From 1960 until today , Stephen Willats has developed a pioneering practice based on collaboration, interactivity and participation within the variables of social relationships and settings. Willats creates multi-sensory, multi-dimensional environments to encourage viewers to engage with their own creative and cognitive processes, to re-examine and transform the way they perceive existing reality.

The show, which comprises more than forty works and is presented on all floors of the Badischer Kunstverein, concentrates on Willats’ works on the post-punk, night life and Wasteland scene of the 1980s. Several of these works have only been shown rarely or never at all and were selected together with the artist in a collaborative process.

The exhibited artworks range from photo, text and object collages to diagrams and large spatial installations. One room is especially devoted to Willats’ text production as an important component of his work. Seminal books and texts by the artist are displayed here along with issues of the magazine Control, which he has edited and published since 1965. The exhibition is augmented with documentary audio and film material created in the context of his projects.

The central focus of Willats’ works is the investigation of processes of communication, network formation and self-organisation. The influences for his interactive and participative projects are situated at the interface between art and other scientific disciplines such as cybernetics, computer technology, theories of behaviour and learning. With reference to the methods of these disciplines, Willats develops a specific visual and semiotic language that analyses and illustrates various systems of social interaction. The relationships of people to each other, to their private and professional environments and to the architecture of the residential buildings which surround them are investigated in close collaboration with the protagonists of his works in different directions and subsequently presented in exhibition spaces. This gives concrete form to parallel or “symbolic worlds” that arise beyond the bounds of planning and organisation: housing projects, office buildings, shopping centres or allotment gardens are the sites where Willats defines the possibilities of individual expression.

The artist is especially interested in “counter-cultures” as specific movements contrary to the dominant system – such as the post-punk scene during the Thatcher era, the creatures of the night in London or the occupants of various wastelands. The previously little known works created in this context of different counter-proposals offer a new and current perspective of the artist’s manner of working, as they are characterised less by the order and precision that he is well known for, than by an expressive handling of diverse colours, objects and materials. Priority is given here to the technique of collage: photographs are combined with texts and found materials, they are framed by coloured surfaces or developed sculpturally – as in Living Like A Goya or Secret Prima Donna – from the surface into the space.

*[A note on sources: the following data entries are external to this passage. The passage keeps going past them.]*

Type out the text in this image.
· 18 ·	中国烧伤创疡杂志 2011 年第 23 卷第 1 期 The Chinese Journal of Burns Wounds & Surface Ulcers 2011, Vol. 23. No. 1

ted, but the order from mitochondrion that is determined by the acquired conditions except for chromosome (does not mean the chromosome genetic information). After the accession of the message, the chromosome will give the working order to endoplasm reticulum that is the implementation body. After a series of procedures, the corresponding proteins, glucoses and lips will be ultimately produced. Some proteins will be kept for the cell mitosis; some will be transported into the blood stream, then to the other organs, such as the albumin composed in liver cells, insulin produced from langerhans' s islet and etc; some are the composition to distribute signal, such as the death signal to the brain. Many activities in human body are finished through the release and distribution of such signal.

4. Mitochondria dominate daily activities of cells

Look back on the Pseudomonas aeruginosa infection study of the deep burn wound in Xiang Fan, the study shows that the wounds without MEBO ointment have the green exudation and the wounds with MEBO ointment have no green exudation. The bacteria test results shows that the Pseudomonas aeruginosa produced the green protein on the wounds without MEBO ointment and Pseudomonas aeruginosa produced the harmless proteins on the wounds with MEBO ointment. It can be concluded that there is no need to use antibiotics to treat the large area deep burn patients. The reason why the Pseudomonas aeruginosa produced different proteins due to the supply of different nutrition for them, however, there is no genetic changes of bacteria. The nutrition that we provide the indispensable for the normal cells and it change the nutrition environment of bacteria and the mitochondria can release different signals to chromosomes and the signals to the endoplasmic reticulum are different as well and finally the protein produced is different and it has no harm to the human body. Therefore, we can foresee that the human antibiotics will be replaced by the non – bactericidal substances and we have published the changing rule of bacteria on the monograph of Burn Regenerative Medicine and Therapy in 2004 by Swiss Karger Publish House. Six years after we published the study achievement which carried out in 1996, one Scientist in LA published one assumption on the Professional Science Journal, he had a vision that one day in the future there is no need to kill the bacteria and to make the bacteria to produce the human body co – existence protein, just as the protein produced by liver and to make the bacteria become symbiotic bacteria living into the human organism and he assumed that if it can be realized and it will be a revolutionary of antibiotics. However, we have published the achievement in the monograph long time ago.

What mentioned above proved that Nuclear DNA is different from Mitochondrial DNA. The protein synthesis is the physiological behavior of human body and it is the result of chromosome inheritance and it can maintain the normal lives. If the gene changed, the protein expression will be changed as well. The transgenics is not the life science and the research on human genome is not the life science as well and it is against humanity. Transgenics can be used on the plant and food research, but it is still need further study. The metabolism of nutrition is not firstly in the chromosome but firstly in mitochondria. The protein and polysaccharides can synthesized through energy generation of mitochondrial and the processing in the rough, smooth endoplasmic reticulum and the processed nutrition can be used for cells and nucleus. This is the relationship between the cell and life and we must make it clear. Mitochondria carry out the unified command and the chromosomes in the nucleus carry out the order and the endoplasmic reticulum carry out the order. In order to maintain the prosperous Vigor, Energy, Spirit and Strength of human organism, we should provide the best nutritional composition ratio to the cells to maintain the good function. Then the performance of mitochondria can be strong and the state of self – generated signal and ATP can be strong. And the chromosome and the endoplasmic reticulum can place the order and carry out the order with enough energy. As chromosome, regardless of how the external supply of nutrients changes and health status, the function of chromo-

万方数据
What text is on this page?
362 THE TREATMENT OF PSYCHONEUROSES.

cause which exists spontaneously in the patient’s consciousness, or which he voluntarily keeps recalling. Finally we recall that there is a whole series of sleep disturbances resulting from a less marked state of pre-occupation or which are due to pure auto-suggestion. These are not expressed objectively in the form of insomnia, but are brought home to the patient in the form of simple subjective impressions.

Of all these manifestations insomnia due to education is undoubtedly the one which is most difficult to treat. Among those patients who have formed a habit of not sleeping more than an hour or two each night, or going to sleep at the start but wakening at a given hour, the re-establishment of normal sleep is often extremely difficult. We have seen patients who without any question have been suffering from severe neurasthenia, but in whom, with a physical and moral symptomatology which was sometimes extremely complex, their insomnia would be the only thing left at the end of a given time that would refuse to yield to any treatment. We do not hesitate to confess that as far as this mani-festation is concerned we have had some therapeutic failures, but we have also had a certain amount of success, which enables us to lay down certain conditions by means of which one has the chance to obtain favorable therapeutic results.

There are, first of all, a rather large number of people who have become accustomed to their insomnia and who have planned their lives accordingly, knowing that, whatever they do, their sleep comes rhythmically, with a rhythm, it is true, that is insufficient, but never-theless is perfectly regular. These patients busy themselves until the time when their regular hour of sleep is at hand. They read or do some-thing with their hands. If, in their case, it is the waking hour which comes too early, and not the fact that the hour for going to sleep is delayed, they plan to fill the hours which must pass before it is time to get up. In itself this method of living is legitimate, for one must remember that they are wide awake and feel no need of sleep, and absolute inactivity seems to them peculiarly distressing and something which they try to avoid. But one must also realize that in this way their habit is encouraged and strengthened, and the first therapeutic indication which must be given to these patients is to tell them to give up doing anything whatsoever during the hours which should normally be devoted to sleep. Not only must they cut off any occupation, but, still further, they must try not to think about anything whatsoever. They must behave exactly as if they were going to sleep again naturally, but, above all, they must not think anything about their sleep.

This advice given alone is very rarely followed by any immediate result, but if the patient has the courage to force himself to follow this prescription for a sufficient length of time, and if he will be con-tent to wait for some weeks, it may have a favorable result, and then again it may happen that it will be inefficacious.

A repeatedly occurring visual quotation consists of the towering facades of modern tower block architecture, which represent a counter-image to the collective and individual needs of their residents. Thus the biographies of the punks or glue sniffers are often linked to the reality of their lives in the tower blocks, and it is from there that they set out on their “journeys” to the parallel worlds in the clubs and wastelands. In the work A Difficult Boy In A Concrete Block, concrete as a material is even directly included in the wall installation. Once icons of the future, the tower blocks now epitomise ghettoisation and isolation, but also give rise to new processes of transformation: In Willats’ works on the phenomenon of the Doppelgänger the architecture is, for instance, the backdrop for a daily metamorphosis of demure office workers into bizarre creatures of the night.

In addition to the Night- and Wasteland Drawings which are collected together for the first time, the Kunstverein is displaying further determinative works of this context such as From The Day Into The Night And From The Night Into The Day, Model Dwellings or Taboo Housing on Club- and Post-Punk-culture, as wells as Four Pressures, Four Freedoms, Two Worlds. Camps or It Was Somewhere Where We Could All Go to the wastelands.

Cooperation partners for this project are the Centre d'art passerelle in Brest and Le Quartier, Centre d'art contemporain de Quimper, which will present their exhibitions with Stephen Willats in early 2011. Together with the presentation in the Badischer Kunstverein, the three institutions convey an extensive, yet also specific focus on the work by the British artist.